Submission Scripts
In order for the cluster to compute a user’s job, the user has to write and submit a slurm script. A slurm script is a shell script that is used to inform slurm on how many resources should be allocated for the user’s job, the dependencies of a job such as modules and other debugging tools the user would like to add.
Below is an example of a simple slurm script that submits a python job.
#!/bin/bash
#SBATCH --cpus-per-task=4
#SBATCH --mem=2G
#SBATCH --time=1:00:00
# The anaconda module provides Python
module load anaconda/anaconda-2023.09
# Activate one of the pre-made ARCC environments (or
# your own environment) on top of the base environment.
conda activate base
# Run a Python script
python3 python-script.py
The very first line of every Slurm script will be #!/bin/bash. This is called Shebang, and it notifies the system to use a bash shell to run the script.
The second section of slurm-script.slurm is where the user writes the Slurm directives. While these might look like comments, given by the “#” character, these lines of code gives us the ability to choose how many resources we would like to allocate for our job and many other attributes. The Slurm directive syntax is as follows: #SBATCH [option]
Below is a list of some commonly used Slurm directives with brief explanations:
Slurm Option | Description |
---|---|
--nodes=<n> |
Number of nodes to request. Default is one. |
--time=dd-hh:mm:ss |
Amount of time needed for this job. Default is one hour. |
--ntasks-per-node=<n> |
Number of tasks per requested node. |
--mem=<n>G |
The memory needed for the job. |
--gres=gpu:<n> |
Number of GPUs needed for the job. |
--gres=gpu:<type>:<n> |
Request a specific GPU. |
--cpus-per-task=<n> |
Number of CPUs allocated to each task. |
--job-name=<name> |
Gives your job a name. |
--output=<name> |
Specifies the file name for the output. Use %j for the job ID. |
--error=<name> |
Specifies the file name for the error. Use %j for the job ID. |
--partition=<name> |
Specifies the partition to submit the job to. |
Slurm offers many more Slurm directives, which can be found in the Slurm documentation here.
Submitting a Slurm Script
Once the Slurm script is written, the user may submit it using the sbatch command. The syntax is as follows:
sbatch [slurm script]
If the user has successfult submitted the script the following message should be displayed:
Submitted batch job [job ID]
Once the job has been deployed and given a job ID, the user may check the current status of their job using squeue -u [username]. This will list all the jobs the user has currently running.
Getting an Interactive Session of a Compute Node
Using a Slurm script to submit your jobs is the recommended method; however, the user can directly (interactively) connect to a compute node and start their job manually, without the need of a Slurm script.
Warning
Deploying your jobs from a compute node directly is not recommended for long jobs, because losing your connection will automatically terminate your job.
In order to connect to a compute node, the user can use the srun command.

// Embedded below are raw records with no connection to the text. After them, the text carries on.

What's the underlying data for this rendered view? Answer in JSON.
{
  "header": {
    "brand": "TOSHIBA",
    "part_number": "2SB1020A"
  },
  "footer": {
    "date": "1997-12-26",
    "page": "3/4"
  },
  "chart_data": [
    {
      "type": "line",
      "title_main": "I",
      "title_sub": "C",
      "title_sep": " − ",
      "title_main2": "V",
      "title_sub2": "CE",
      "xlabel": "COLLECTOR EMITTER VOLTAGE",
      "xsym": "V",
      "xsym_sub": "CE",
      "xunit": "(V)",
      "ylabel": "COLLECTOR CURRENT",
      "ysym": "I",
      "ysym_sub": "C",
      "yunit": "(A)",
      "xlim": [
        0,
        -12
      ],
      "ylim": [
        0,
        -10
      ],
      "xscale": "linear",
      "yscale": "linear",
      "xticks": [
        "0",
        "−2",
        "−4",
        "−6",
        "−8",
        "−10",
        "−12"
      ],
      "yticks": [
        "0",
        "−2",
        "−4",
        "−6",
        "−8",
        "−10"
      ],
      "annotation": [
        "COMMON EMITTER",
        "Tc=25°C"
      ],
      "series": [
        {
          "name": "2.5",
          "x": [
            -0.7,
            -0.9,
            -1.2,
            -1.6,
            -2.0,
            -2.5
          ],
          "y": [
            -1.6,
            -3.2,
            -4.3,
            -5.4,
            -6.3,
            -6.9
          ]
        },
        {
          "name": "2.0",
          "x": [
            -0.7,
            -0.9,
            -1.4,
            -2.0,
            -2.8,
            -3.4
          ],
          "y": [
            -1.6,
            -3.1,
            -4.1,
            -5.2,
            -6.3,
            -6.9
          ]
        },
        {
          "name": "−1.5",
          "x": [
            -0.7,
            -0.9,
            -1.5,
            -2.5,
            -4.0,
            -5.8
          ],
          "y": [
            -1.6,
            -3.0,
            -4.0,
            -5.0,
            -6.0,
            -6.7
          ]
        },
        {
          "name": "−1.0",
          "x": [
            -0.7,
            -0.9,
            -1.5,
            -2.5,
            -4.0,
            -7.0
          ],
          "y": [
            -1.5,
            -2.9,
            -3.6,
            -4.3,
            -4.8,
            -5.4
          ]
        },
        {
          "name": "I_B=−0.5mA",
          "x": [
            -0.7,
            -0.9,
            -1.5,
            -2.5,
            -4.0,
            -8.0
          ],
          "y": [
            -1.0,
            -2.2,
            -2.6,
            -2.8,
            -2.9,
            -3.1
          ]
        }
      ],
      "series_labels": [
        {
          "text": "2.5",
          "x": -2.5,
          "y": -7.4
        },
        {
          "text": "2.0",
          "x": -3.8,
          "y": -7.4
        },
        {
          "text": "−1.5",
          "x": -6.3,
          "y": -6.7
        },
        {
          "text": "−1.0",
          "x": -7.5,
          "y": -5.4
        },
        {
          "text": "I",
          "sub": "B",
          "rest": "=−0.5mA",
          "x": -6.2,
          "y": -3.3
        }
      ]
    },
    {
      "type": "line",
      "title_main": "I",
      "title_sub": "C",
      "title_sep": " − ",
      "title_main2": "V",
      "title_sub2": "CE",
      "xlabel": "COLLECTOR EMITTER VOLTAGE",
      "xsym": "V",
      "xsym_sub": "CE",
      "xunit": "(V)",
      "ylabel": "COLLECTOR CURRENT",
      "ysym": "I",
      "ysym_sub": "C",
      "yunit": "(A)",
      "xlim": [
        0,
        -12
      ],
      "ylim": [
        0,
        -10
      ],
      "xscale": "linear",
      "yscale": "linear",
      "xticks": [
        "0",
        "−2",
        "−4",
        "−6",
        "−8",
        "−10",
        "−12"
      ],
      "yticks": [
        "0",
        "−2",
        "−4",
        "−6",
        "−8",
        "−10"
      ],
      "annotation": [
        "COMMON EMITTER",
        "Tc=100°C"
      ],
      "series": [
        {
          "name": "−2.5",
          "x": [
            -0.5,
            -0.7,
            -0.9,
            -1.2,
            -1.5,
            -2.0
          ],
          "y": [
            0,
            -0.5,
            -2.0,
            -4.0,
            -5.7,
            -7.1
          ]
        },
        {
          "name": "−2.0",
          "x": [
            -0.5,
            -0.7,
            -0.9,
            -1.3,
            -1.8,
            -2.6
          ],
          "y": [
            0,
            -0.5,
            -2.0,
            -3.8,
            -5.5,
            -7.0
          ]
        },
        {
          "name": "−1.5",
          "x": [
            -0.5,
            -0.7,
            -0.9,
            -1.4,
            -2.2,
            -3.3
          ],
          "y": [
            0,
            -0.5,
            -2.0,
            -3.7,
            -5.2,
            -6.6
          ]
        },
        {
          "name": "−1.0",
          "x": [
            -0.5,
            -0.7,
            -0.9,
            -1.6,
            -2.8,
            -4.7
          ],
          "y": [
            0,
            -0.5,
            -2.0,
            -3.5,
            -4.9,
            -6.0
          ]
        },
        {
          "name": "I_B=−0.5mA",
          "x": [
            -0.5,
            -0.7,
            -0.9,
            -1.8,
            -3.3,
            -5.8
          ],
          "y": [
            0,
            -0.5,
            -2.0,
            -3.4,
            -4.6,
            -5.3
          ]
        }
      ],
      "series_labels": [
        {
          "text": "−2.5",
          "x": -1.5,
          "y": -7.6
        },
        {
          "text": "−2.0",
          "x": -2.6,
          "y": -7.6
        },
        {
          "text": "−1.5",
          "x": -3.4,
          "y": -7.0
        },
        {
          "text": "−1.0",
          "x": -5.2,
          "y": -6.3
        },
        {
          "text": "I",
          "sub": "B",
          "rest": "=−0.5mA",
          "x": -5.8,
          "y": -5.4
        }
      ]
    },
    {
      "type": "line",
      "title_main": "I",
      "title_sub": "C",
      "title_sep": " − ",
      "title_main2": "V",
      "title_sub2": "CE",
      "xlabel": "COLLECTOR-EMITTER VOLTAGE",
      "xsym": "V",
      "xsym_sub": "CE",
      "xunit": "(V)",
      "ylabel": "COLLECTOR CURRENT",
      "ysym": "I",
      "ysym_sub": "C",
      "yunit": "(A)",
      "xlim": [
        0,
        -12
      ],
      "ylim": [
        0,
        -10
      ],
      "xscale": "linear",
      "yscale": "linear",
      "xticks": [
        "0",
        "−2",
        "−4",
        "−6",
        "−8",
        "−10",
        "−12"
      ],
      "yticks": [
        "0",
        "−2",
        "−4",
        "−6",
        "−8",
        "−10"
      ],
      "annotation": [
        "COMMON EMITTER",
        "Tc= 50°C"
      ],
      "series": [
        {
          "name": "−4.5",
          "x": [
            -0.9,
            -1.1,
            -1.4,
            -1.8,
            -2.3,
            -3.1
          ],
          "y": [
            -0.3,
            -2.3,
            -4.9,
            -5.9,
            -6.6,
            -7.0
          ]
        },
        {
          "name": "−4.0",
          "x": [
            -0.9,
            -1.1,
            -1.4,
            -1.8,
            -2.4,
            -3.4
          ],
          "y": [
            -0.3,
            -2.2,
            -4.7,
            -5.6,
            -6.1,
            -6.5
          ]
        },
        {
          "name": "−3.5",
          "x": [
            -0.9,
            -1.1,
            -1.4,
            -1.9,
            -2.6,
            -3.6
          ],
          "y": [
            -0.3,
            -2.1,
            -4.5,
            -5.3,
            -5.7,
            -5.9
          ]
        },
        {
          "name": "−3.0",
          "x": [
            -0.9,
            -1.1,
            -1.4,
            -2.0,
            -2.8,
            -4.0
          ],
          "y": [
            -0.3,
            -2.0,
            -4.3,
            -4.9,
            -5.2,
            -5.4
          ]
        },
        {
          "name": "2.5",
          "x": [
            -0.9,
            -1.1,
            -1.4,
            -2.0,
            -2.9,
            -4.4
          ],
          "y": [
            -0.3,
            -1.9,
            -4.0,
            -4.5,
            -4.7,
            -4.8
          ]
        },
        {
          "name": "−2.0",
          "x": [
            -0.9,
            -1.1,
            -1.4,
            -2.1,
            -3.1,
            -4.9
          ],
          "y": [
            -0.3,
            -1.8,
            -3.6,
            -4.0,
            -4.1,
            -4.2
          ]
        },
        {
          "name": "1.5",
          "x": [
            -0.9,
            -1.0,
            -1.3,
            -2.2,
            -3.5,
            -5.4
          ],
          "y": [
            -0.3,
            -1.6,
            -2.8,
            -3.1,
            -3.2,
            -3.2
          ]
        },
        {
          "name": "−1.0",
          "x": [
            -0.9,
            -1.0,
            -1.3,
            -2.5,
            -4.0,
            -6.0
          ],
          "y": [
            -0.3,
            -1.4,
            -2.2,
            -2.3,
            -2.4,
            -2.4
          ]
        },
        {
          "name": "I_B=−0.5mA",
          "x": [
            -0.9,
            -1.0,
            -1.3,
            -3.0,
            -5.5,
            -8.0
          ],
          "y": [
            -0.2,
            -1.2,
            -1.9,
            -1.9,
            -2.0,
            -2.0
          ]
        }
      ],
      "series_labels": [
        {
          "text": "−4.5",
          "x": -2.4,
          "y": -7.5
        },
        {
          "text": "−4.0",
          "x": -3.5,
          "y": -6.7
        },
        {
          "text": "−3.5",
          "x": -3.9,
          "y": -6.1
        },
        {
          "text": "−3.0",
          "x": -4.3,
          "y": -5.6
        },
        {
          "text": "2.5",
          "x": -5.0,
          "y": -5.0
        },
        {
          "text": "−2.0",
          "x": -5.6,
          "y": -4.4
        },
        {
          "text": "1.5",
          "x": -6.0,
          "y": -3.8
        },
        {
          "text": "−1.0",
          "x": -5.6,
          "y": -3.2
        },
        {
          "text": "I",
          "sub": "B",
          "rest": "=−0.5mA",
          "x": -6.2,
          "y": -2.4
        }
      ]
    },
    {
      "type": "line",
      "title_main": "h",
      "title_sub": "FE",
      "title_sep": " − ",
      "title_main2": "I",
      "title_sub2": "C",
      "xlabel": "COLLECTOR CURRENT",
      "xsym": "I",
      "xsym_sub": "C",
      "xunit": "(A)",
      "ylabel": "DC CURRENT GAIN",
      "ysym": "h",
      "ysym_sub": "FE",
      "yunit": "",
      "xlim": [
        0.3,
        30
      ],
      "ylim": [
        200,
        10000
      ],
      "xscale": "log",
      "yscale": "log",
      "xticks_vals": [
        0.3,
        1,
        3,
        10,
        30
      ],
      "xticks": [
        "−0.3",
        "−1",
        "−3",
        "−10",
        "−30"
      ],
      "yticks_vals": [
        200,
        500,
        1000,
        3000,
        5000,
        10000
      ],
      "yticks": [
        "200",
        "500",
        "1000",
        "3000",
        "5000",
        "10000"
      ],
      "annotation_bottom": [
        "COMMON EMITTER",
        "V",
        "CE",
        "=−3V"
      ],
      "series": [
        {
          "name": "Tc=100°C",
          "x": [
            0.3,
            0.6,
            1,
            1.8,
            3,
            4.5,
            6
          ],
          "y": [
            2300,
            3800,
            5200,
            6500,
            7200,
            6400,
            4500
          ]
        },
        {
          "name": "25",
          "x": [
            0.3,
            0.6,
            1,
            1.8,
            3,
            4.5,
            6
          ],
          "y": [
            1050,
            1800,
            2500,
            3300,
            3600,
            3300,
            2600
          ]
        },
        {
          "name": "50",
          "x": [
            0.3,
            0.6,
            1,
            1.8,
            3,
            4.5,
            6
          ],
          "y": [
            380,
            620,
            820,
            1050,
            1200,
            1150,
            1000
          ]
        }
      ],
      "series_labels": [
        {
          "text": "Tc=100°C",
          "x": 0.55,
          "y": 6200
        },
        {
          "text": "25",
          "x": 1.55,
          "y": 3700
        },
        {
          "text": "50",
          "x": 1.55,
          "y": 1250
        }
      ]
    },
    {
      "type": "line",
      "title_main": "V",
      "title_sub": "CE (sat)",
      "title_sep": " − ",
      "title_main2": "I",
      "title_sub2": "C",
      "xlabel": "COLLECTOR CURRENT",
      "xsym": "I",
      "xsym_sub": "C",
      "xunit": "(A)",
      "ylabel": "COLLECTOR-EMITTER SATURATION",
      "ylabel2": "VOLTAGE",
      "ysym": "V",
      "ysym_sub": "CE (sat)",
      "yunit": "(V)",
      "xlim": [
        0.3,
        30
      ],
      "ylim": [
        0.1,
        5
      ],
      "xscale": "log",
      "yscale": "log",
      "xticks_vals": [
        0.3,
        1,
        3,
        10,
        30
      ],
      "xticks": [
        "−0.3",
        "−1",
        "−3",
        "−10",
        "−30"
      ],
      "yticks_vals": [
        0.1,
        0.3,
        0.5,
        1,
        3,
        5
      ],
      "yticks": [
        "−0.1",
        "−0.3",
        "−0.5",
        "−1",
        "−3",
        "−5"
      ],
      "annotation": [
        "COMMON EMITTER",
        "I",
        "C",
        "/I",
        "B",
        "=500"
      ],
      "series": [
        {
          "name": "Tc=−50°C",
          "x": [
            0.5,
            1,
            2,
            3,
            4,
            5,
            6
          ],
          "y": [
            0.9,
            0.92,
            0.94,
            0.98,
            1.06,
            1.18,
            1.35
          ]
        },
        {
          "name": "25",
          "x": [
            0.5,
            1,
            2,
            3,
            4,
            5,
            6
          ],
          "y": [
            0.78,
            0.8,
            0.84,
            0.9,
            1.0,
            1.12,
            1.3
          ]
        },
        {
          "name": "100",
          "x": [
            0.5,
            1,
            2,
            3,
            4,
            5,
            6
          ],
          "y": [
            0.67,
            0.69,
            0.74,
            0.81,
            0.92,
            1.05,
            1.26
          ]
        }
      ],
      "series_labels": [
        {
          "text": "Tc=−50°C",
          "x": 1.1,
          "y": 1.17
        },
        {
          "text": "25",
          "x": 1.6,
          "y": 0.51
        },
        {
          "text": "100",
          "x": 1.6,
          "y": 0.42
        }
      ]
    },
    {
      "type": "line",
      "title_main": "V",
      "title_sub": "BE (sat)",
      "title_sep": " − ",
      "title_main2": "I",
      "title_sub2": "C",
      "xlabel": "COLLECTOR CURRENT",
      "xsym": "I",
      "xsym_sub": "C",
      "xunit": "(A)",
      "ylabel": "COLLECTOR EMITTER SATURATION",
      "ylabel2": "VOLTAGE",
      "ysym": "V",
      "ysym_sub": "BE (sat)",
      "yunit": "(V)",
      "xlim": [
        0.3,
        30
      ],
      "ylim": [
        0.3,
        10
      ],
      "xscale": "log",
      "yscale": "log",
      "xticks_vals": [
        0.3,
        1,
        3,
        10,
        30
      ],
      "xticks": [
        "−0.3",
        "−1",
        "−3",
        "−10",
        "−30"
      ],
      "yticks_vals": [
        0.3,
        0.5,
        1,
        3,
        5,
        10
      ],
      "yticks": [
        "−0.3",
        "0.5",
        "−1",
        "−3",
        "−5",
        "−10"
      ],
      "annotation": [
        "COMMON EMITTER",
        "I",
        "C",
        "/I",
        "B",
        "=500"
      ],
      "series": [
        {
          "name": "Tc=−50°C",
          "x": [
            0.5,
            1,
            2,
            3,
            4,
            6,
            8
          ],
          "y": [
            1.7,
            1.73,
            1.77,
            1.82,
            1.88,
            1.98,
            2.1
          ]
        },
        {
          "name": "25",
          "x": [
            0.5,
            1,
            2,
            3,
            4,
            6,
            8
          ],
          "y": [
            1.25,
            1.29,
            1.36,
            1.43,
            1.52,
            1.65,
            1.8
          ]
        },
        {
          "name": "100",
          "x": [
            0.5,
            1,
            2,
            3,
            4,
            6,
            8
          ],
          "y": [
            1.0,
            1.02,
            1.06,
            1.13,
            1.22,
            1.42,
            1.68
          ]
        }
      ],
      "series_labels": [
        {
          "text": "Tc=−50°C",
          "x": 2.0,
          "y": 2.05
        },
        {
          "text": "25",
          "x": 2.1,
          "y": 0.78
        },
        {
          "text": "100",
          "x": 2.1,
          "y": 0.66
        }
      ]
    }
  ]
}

The syntax for srun is as follows:
srun [slurm directives] --pty bash
Similarly to a Slurm script, the user can add several Slurm detectives to their srun command. Slurm will then try to connect the user to a compute node that has the available resources described in the Slurm detectives.
For example, the job deployed in the Slurm script above can be computed using the following srun command:
srun --time=1:00:00 --cpus-per-task=4 --mem=2G --pty bash
This requests a 1-hour job with 4 CPUs and 2GB of memory. If the allocation is successful, your prompt will show you’re connected to a compute node.
At this point, the user can load any modules simply run their code manually.